CREATE FUNCTION dbo.Split_XML_Solution_By_Oleg

(

@Parameter VARCHAR(MAX)

,@Delimiter VARCHAR(1)

)

RETURNS @Result TABLE

(

ItemNumber INT

,ItemValue VARCHAR(MAX)

)

AS

BEGIN

DECLARE @XML XML ;

SET @Parameter = ( SELECT @Parameter

FOR XML PATH('')

) ;

SELECT @XML = '<r>' + REPLACE(@Parameter,@Delimiter, '</r><r>') + '</r>' ;

INSERT INTO @Result

(

ItemNumber

,ItemValue

)

SELECT ROW_NUMBER() OVER ( ORDER BY ( SELECT NULL) ) AS ItemNumber

, Item.value('text()[1]', 'VARCHAR(MAX)') AS ItemValue

FROM @XML.nodes('//r') R ( Item ) ;

RETURN ;

END ;

GO

PRINT '/*====== dbo.Split_RCTE ==================================*/'

DBCC FREEPROCCACHE WITH NO_INFOMSGS

SET STATISTICS TIME ON

DECLARE @ItemNumber BIGINT

, @Item VARCHAR(MAX) ;

SELECT @ItemNumber = V.ItemNumber

, @Item = V.ItemValue

FROM dbo.CsvTest D

CROSS APPLY dbo.Split_RCTE(D.Csv, ',') V

OPTION ( MAXRECURSION 0 )

SET STATISTICS TIME OFF

PRINT '/*========================================================*/'

PRINT CHAR(10) + CHAR(13)

GO

PRINT '/*====== dbo.Split_XML ===================================*/'

DBCC FREEPROCCACHE WITH NO_INFOMSGS

SET STATISTICS TIME ON

DECLARE @ItemNumber BIGINT

, @Item VARCHAR(MAX) ;

SELECT @ItemNumber = V.ItemNumber

, @Item = V.ItemValue

FROM dbo.CsvTest D

CROSS APPLY dbo.Split_XML_Solution_By_Oleg(D.Csv, ',') V

SET STATISTICS TIME OFF

PRINT '/*========================================================*/'

PRINT CHAR(10) + CHAR(13)

GO

As always, everyone's mileage may differ.

peter-757102 SSCertifiable Points: 6877 More actions · Answer 15

Too bad (for me) this new round cames at a bad time as I will be too bussy this week to particpate in this round of challenges.

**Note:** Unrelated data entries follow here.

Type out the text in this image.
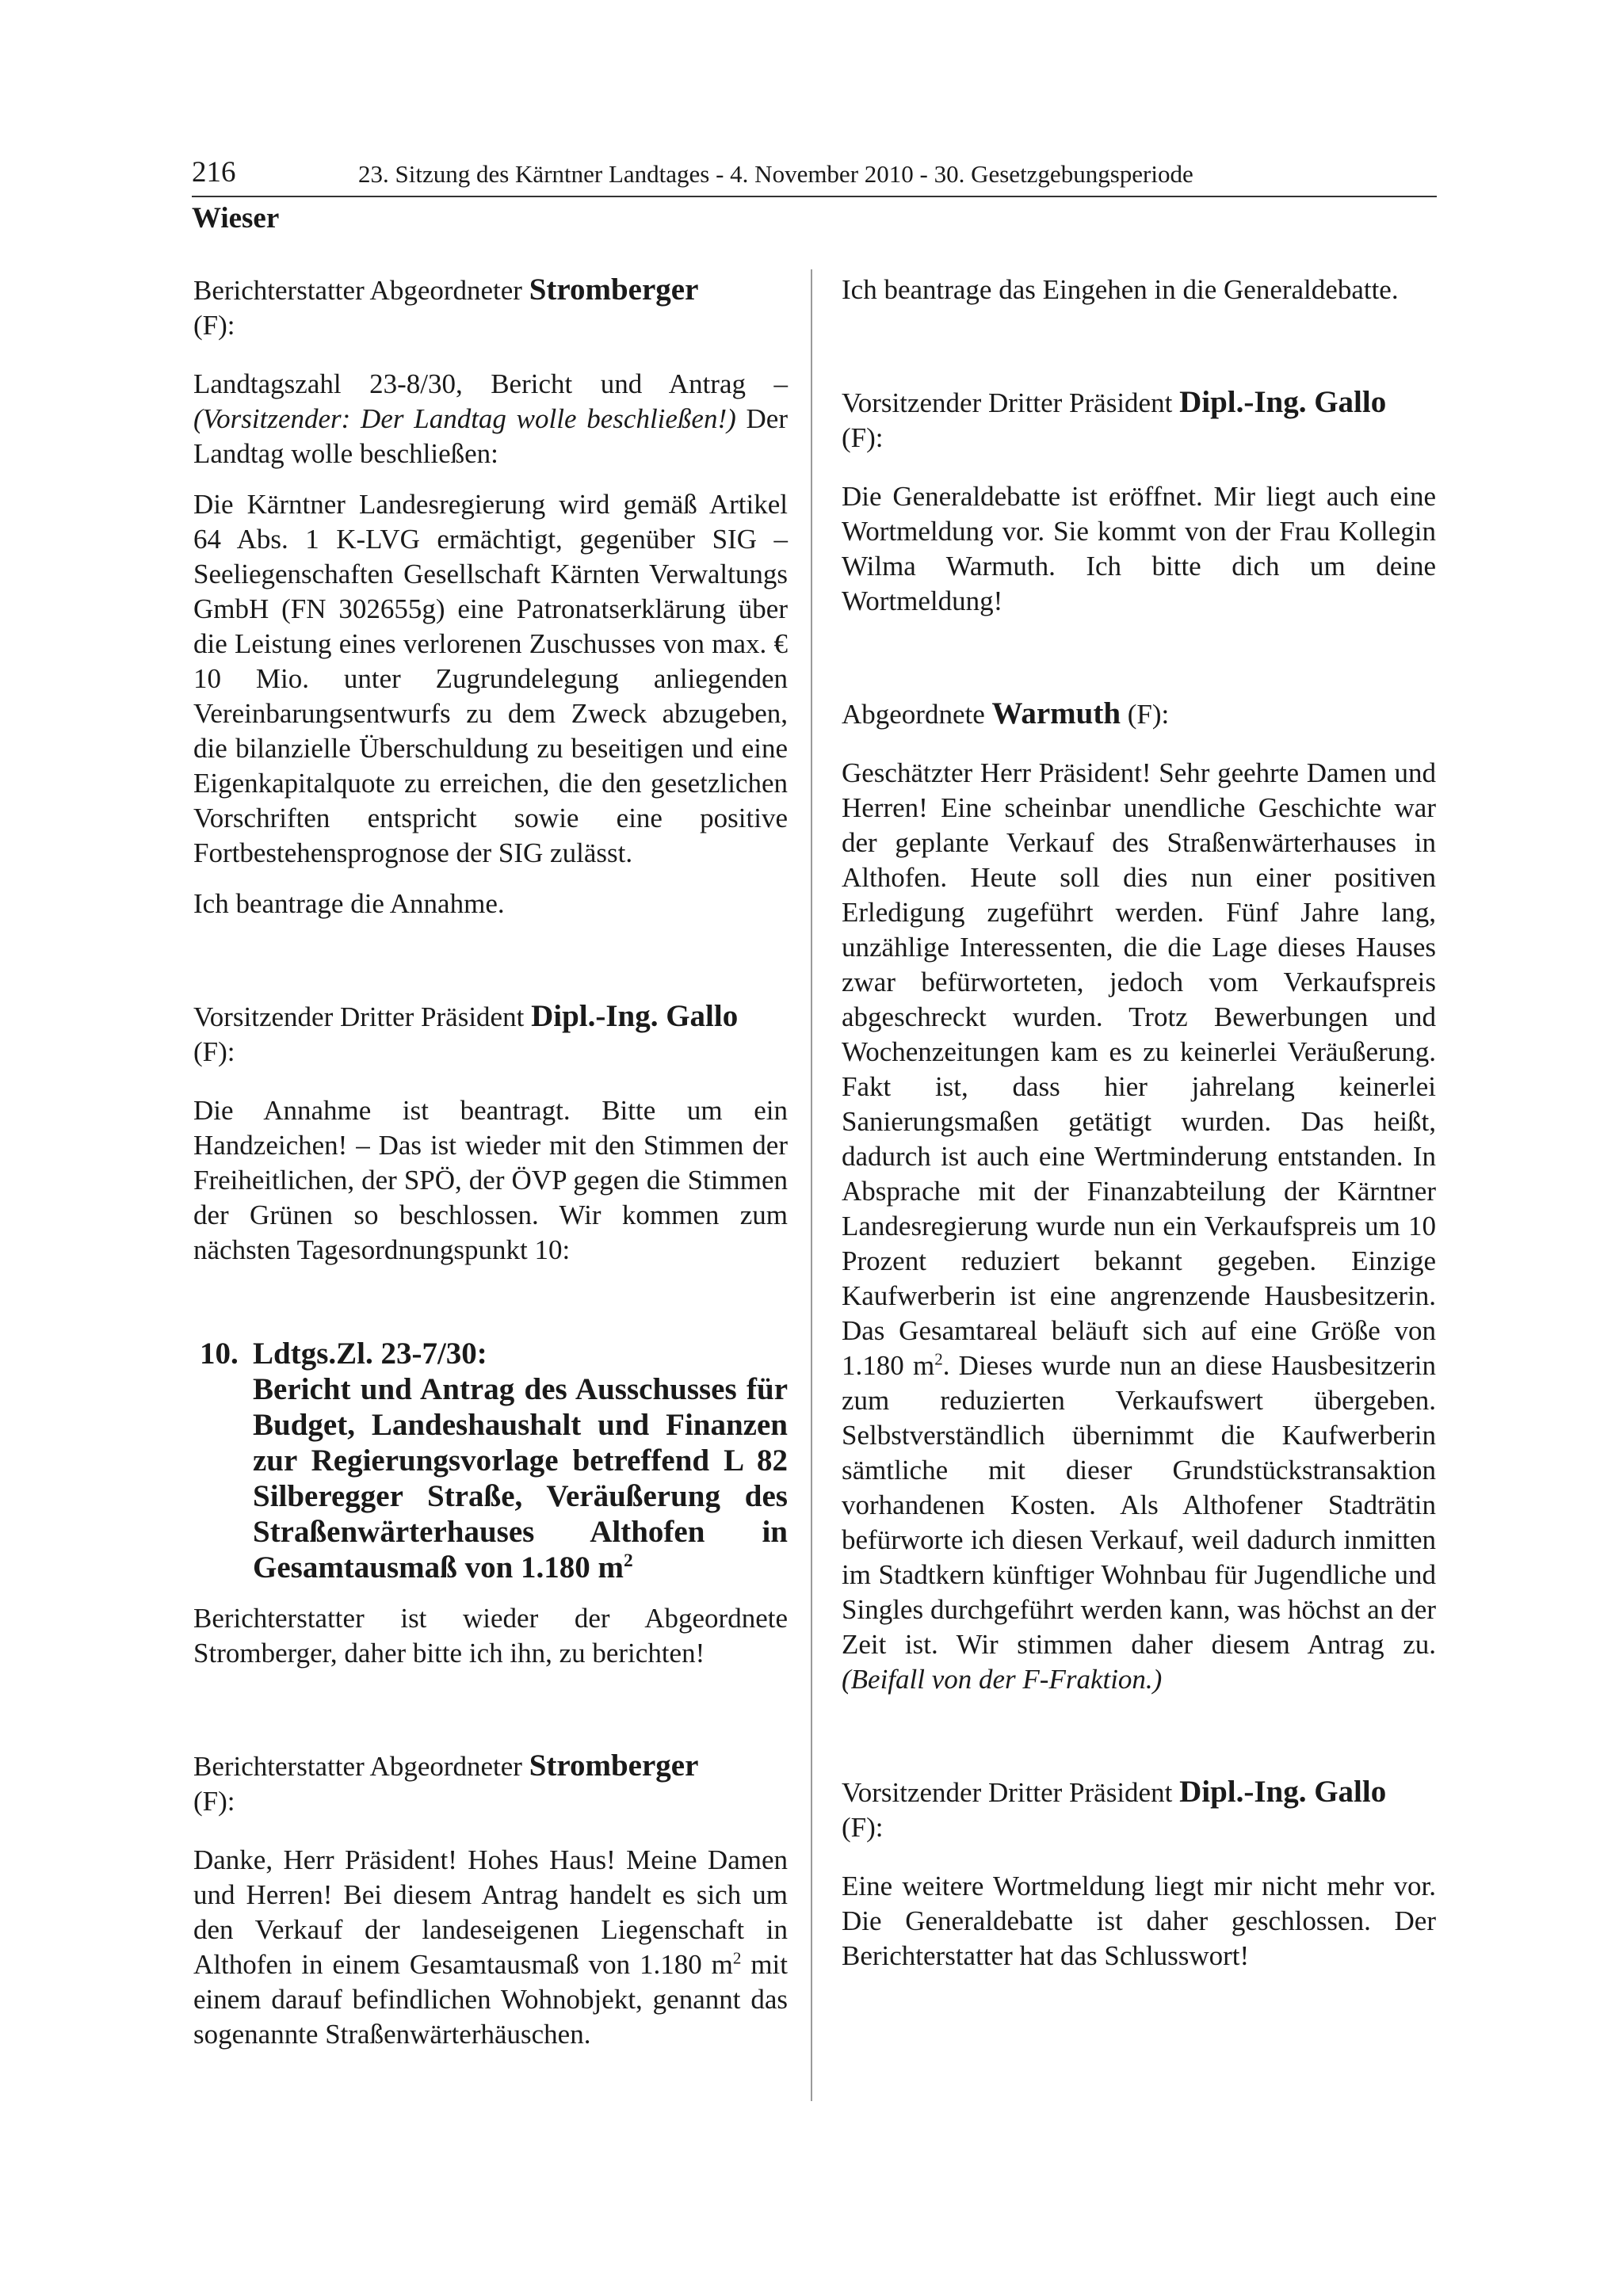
216	23. Sitzung des Kärntner Landtages - 4. November 2010 - 30. Gesetzgebungsperiode
Wieser

Berichterstatter Abgeordneter Stromberger
(F):

Landtagszahl 23-8/30, Bericht und Antrag – (Vorsitzender: Der Landtag wolle beschließen!) Der Landtag wolle beschließen:

Die Kärntner Landesregierung wird gemäß Artikel 64 Abs. 1 K-LVG ermächtigt, gegenüber SIG – Seeliegenschaften Gesellschaft Kärnten Verwaltungs GmbH (FN 302655g) eine Patronatserklärung über die Leistung eines verlorenen Zuschusses von max. € 10 Mio. unter Zugrundelegung anliegenden Vereinbarungsentwurfs zu dem Zweck abzugeben, die bilanzielle Überschuldung zu beseitigen und eine Eigenkapitalquote zu erreichen, die den gesetzlichen Vorschriften entspricht sowie eine positive Fortbestehensprognose der SIG zulässt.

Ich beantrage die Annahme.

Vorsitzender Dritter Präsident Dipl.-Ing. Gallo
(F):

Die Annahme ist beantragt. Bitte um ein Handzeichen! – Das ist wieder mit den Stimmen der Freiheitlichen, der SPÖ, der ÖVP gegen die Stimmen der Grünen so beschlossen. Wir kommen zum nächsten Tagesordnungspunkt 10:

10. Ldtgs.Zl. 23-7/30:
Bericht und Antrag des Ausschusses für Budget, Landeshaushalt und Finanzen zur Regierungsvorlage betreffend L 82 Silberegger Straße, Veräußerung des Straßenwärterhauses Althofen in Gesamtausmaß von 1.180 $m^2$

Berichterstatter ist wieder der Abgeordnete Stromberger, daher bitte ich ihn, zu berichten!

Berichterstatter Abgeordneter Stromberger
(F):

Danke, Herr Präsident! Hohes Haus! Meine Damen und Herren! Bei diesem Antrag handelt es sich um den Verkauf der landeseigenen Liegenschaft in Althofen in einem Gesamtausmaß von 1.180 $m^2$ mit einem darauf befindlichen Wohnobjekt, genannt das sogenannte Straßenwärterhäuschen.

Ich beantrage das Eingehen in die Generaldebatte.

Vorsitzender Dritter Präsident Dipl.-Ing. Gallo
(F):

Die Generaldebatte ist eröffnet. Mir liegt auch eine Wortmeldung vor. Sie kommt von der Frau Kollegin Wilma Warmuth. Ich bitte dich um deine Wortmeldung!

Abgeordnete Warmuth (F):

Geschätzter Herr Präsident! Sehr geehrte Damen und Herren! Eine scheinbar unendliche Geschichte war der geplante Verkauf des Straßenwärterhauses in Althofen. Heute soll dies nun einer positiven Erledigung zugeführt werden. Fünf Jahre lang, unzählige Interessenten, die die Lage dieses Hauses zwar befürworteten, jedoch vom Verkaufspreis abgeschreckt wurden. Trotz Bewerbungen und Wochenzeitungen kam es zu keinerlei Veräußerung. Fakt ist, dass hier jahrelang keinerlei Sanierungsmaßen getätigt wurden. Das heißt, dadurch ist auch eine Wertminderung entstanden. In Absprache mit der Finanzabteilung der Kärntner Landesregierung wurde nun ein Verkaufspreis um 10 Prozent reduziert bekannt gegeben. Einzige Kaufwerberin ist eine angrenzende Hausbesitzerin. Das Gesamtareal beläuft sich auf eine Größe von 1.180 $m^2$. Dieses wurde nun an diese Hausbesitzerin zum reduzierten Verkaufswert übergeben. Selbstverständlich übernimmt die Kaufwerberin sämtliche mit dieser Grundstückstransaktion vorhandenen Kosten. Als Althofener Stadträtin befürworte ich diesen Verkauf, weil dadurch inmitten im Stadtkern künftiger Wohnbau für Jugendliche und Singles durchgeführt werden kann, was höchst an der Zeit ist. Wir stimmen daher diesem Antrag zu. (Beifall von der F-Fraktion.)

Vorsitzender Dritter Präsident Dipl.-Ing. Gallo
(F):

Eine weitere Wortmeldung liegt mir nicht mehr vor. Die Generaldebatte ist daher geschlossen. Der Berichterstatter hat das Schlusswort!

As for bad performance with some implementations, please try to bench with option( maxdop 1) too as there exists a bug in SQL Server 2008 and later that can (unpredictably) cause extreme slowdowns when parallel plans are used. We would not want to see results tainted by this of course.